3.6.1 Mood: the subjunctive
What is the subjunctive?
The subjunctive is a mood.
A mood is different from a tense. A tense tells you when an action is happening but a mood tells you something about the speaker’s feelings about the action. “A mood is an inflection of a verb used to express a specific attitude or intent of a speaker. Depending on the language, verb moods can be used to express specific ideas, such as probability, doubt, or hesitancy” Source
The subjunctive specifically lets a speaker communicate that what they are saying is not 100% fact and a listener who hears the subjunctive in a sentence can know that they need to take whatever the speaker has said with a grain of salt.
Why is it so hard?
The subjunctive is hard for several reasons.
Reason 1:
English has fewer moods than Spanish and the subjunctive is barely used in English. There is a linguistic term for this which is: negative transfer. Those of us who speak English as a first or dominant language get along just fine with no subjunctive so when we first learn Spanish it is hard to understand why we need it at all. So we tend to skip it and use grammar that works in English.
Reason 2:
It’s hard to hear. It is really easy to tell when a verb is in the preterite or imperfect but telling the difference between puedo and pueda in fast speech is hard. There’s also a linguistic term for this. It’s called saliency. When something stands out in a sentence, it is salient but the present subjunctive is not salient which means it’s harder to pick out of a conversation.
Reason 3:
The subjunctive mostly happens naturally in more complex sentences.
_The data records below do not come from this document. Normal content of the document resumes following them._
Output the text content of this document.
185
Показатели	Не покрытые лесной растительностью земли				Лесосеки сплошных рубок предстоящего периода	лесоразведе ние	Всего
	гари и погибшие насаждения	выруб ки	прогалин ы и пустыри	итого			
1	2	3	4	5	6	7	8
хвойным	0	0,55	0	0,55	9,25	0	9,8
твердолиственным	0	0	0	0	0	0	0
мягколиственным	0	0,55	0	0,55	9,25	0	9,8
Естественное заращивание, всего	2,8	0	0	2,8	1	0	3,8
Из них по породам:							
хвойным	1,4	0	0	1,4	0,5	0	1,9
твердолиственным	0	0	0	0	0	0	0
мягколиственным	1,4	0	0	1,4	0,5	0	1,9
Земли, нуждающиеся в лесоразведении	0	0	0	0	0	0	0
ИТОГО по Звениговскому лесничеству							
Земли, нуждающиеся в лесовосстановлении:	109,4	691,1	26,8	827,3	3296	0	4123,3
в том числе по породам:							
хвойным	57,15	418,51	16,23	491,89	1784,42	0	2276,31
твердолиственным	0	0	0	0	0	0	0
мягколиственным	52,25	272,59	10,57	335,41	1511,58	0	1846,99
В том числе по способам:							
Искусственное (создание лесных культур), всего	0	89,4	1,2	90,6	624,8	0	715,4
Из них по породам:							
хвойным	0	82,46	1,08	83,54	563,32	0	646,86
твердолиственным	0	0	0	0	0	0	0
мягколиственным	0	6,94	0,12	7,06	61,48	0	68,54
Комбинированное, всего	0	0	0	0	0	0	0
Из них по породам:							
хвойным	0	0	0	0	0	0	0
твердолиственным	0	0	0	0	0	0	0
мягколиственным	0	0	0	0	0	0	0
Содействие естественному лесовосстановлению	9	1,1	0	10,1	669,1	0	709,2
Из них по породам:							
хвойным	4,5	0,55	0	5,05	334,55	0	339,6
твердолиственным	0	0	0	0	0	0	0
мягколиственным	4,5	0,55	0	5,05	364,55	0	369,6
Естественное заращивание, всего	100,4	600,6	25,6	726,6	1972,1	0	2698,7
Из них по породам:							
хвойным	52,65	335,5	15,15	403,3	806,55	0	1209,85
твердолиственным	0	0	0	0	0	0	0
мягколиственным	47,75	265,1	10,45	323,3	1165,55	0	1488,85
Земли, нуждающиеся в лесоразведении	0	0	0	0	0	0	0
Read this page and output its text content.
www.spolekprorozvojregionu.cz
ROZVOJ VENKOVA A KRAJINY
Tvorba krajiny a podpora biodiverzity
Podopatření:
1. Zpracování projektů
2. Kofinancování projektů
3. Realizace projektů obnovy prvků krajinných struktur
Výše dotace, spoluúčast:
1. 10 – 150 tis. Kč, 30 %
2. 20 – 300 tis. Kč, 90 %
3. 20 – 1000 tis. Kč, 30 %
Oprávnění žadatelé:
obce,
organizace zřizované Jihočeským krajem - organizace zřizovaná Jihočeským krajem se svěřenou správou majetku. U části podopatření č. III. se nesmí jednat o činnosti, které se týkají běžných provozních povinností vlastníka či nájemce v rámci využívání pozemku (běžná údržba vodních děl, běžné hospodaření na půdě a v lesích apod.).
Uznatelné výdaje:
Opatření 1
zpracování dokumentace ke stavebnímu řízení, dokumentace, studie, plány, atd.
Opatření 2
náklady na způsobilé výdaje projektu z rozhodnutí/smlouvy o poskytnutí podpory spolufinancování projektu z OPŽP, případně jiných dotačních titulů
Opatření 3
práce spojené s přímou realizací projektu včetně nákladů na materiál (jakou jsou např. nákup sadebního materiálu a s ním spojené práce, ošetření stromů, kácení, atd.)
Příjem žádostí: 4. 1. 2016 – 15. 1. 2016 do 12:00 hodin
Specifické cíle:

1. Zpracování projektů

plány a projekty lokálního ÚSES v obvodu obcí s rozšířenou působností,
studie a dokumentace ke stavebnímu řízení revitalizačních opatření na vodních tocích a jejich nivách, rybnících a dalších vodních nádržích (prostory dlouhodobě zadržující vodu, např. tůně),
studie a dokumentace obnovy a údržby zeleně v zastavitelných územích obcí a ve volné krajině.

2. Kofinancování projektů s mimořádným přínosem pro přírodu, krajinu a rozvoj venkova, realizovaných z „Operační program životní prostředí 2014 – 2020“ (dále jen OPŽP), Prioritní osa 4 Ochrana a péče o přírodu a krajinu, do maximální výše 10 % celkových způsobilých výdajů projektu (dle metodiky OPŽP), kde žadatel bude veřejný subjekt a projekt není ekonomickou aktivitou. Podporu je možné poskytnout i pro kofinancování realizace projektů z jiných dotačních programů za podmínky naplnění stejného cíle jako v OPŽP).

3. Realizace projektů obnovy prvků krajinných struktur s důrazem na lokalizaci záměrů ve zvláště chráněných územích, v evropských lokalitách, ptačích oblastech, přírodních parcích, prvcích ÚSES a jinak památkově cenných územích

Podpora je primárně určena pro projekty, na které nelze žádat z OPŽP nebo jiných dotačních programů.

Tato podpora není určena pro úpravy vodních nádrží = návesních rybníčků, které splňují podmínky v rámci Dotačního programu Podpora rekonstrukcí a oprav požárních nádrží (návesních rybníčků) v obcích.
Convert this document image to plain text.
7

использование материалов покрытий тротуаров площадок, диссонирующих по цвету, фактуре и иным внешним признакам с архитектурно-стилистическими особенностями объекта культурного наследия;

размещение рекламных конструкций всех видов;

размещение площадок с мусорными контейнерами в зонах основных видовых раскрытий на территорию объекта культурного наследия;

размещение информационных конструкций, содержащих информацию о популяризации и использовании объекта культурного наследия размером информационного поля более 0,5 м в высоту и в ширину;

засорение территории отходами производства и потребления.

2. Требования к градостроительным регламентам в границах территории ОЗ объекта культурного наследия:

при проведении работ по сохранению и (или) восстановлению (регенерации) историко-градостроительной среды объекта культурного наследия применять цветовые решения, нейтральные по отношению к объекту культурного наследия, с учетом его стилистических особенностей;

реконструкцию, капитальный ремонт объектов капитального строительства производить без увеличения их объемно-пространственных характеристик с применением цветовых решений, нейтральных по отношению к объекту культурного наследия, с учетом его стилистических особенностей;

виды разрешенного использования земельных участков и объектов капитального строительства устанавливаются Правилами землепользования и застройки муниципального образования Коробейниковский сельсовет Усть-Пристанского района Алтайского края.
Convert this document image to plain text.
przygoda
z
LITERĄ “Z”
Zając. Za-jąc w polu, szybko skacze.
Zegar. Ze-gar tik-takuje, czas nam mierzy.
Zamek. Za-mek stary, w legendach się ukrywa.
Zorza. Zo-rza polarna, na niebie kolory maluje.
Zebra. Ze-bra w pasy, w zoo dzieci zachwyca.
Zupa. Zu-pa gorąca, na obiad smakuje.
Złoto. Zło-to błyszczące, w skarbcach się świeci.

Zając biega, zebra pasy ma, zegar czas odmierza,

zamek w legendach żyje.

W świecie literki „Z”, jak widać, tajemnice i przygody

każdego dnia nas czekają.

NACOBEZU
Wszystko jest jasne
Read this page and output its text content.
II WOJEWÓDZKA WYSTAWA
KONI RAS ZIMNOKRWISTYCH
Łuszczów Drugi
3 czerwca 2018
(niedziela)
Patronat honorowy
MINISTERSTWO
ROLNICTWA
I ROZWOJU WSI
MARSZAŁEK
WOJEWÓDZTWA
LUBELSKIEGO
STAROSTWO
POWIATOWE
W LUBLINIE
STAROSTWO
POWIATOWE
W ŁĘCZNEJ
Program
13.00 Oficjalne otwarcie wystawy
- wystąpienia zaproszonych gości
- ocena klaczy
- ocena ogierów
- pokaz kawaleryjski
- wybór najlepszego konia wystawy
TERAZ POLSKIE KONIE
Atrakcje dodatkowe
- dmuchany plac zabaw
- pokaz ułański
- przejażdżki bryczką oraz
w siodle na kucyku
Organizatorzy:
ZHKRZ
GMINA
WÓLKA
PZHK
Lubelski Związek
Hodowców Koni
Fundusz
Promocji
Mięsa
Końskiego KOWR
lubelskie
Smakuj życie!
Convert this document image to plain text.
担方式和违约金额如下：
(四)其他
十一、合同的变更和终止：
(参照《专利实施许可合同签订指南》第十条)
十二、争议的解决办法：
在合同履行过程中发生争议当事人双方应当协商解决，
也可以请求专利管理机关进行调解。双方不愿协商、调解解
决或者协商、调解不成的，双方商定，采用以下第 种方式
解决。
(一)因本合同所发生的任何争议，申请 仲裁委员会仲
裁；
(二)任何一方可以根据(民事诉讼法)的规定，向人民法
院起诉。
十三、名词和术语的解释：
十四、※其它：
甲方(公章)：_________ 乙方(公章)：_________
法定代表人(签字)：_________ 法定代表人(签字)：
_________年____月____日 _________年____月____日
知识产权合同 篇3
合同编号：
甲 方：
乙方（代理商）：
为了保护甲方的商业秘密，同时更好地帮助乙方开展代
So when you first start out you’re not using the subjunctive and you’re not hearing it.
Reason 4:
It’s usually not 100% necessary to get your basic meaning across. Any adult Spanish speaker can use the subjunctive with ease. Kids however, take a while to learn these forms. So adults are used to hearing mistakes and getting the meaning anyway. If you’re in a basic survival situation in a Spanish speaking country whomever you speak to will likely do the same for you. There is, of course, a catch. Which is: if you want to be taken seriously as a fluent, educated, adult speaker of Spanish, you need to move beyond this. If you are in a 5th or 6th semester Spanish class, this is likely to be your goal. It’s time to move beyond basic survival and into more precise speech.